リーマンショックとコロナショックは全く性質が違いますが共通することもあります。

リーマンショックはサブプライムローン(低所得者向けの住宅ローン)の崩壊が原因です。

サブプライムローンは債券の一種で、他の債券商品とごちゃまぜにしてパッケージ販売されていました。

格付けでの評価も高く、世界中でサブプライムローンが含まれる債券商品がバラまかれていたわけです。

それが崩壊したことにより、自分の持っている金融商品にサブプライムローンが含まれている可能性を危惧した投資家たちが一気に売りを浴びせたことによりリーマンブラザーズが倒産、その波及で株式を現金化するために世界中で下落の連鎖が続いた…というものです。

コロナショックは新型コロナウイルスの世界的パンデミックにより、世界中の経済活動がマヒ状態になり、直近の見通しが悪くなったことにより決算までに成果を出さなければいけない機関投資家からの売りが集中したことによるものです。

下落の原因はリーマンは住宅ローンの崩壊、コロナは経済活動の停滞によるものと大きく違いますが、どちらにも共通することがあります。
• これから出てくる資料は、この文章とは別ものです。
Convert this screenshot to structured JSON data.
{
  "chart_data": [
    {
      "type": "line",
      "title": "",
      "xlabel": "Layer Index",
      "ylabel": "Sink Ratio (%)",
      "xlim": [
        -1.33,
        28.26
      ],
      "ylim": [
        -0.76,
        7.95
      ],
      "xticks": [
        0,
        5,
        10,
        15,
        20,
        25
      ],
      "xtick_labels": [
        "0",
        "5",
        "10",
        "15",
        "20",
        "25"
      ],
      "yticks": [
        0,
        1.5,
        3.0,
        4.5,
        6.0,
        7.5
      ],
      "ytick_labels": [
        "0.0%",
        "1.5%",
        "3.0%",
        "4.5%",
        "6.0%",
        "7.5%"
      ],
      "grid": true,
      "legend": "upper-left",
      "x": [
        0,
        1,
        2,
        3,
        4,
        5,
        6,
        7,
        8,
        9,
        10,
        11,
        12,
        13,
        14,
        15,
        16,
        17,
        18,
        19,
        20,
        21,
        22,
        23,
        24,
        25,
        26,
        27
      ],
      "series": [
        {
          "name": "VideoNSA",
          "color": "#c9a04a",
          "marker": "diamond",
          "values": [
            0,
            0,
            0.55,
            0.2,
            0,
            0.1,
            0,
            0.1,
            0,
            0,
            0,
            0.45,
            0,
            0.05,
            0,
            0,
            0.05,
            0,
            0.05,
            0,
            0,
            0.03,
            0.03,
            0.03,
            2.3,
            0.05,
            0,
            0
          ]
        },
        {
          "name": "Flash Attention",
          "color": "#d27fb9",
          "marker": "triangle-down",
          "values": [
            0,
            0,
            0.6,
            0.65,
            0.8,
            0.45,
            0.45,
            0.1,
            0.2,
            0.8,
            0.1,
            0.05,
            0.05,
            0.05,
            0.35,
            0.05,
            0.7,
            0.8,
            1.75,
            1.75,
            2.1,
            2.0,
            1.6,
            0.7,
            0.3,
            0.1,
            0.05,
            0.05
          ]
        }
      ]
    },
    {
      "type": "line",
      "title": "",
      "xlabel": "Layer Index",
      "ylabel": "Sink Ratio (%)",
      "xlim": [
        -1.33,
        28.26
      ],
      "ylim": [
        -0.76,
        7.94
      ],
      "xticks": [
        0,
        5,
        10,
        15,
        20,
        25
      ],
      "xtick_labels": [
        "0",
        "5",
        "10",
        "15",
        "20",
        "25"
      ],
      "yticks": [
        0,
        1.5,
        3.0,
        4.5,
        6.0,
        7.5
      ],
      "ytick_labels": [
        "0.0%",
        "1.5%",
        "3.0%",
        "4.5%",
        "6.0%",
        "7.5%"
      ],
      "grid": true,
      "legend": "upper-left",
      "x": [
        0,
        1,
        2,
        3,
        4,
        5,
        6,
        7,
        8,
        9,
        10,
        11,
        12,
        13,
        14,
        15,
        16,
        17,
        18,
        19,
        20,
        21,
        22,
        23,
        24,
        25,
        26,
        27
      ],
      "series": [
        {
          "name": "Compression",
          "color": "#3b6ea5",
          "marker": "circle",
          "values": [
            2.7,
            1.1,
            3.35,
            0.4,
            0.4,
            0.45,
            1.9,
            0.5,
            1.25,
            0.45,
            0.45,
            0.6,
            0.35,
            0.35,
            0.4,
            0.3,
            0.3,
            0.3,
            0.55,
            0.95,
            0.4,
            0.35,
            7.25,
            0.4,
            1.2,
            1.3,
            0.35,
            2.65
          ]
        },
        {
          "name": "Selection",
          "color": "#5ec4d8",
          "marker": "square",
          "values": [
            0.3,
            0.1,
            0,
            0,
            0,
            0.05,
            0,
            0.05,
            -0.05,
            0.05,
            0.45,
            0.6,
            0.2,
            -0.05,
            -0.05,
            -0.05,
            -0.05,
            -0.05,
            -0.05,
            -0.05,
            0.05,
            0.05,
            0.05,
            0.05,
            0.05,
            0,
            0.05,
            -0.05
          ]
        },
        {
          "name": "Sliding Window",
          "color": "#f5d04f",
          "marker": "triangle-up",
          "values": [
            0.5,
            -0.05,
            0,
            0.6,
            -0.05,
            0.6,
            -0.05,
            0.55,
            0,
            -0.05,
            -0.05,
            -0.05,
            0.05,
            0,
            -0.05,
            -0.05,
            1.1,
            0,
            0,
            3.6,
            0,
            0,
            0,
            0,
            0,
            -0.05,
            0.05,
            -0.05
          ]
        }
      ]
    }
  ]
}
それはこのようなパニック相場になったとき「市場には正論が通用しない」ということです。

このような相場のとき全ての金融商品の価格は本来の価値にかかわらず暴落していきます。

安全神話が壊れ、リスクを取れなくなった市場参加者の投げ売りの結果が、全資産の暴落という結果になるのです。

リーマンのときも各国は最大限に手を尽くし、できうる限りの金融政策を一か月以内に行いましたが、収束まで五カ月もかかっています。

非常事態には理性は通用しません。市場は基本的には合理的ですが、人間の集合体である以上「感情」という恐ろしい魔物が常に牙をむく可能性を忘れてはいけません。

パニックに陥った市場は回復するまでに数か月を呈するでしょう。

コロナウイルスに人類が慣れてしまうのが先か、特効薬が開発されるのが先か。

それらのどちらかがくるまで収まらないとは思いますが、安く仕込めるチャンスだと思いましょう。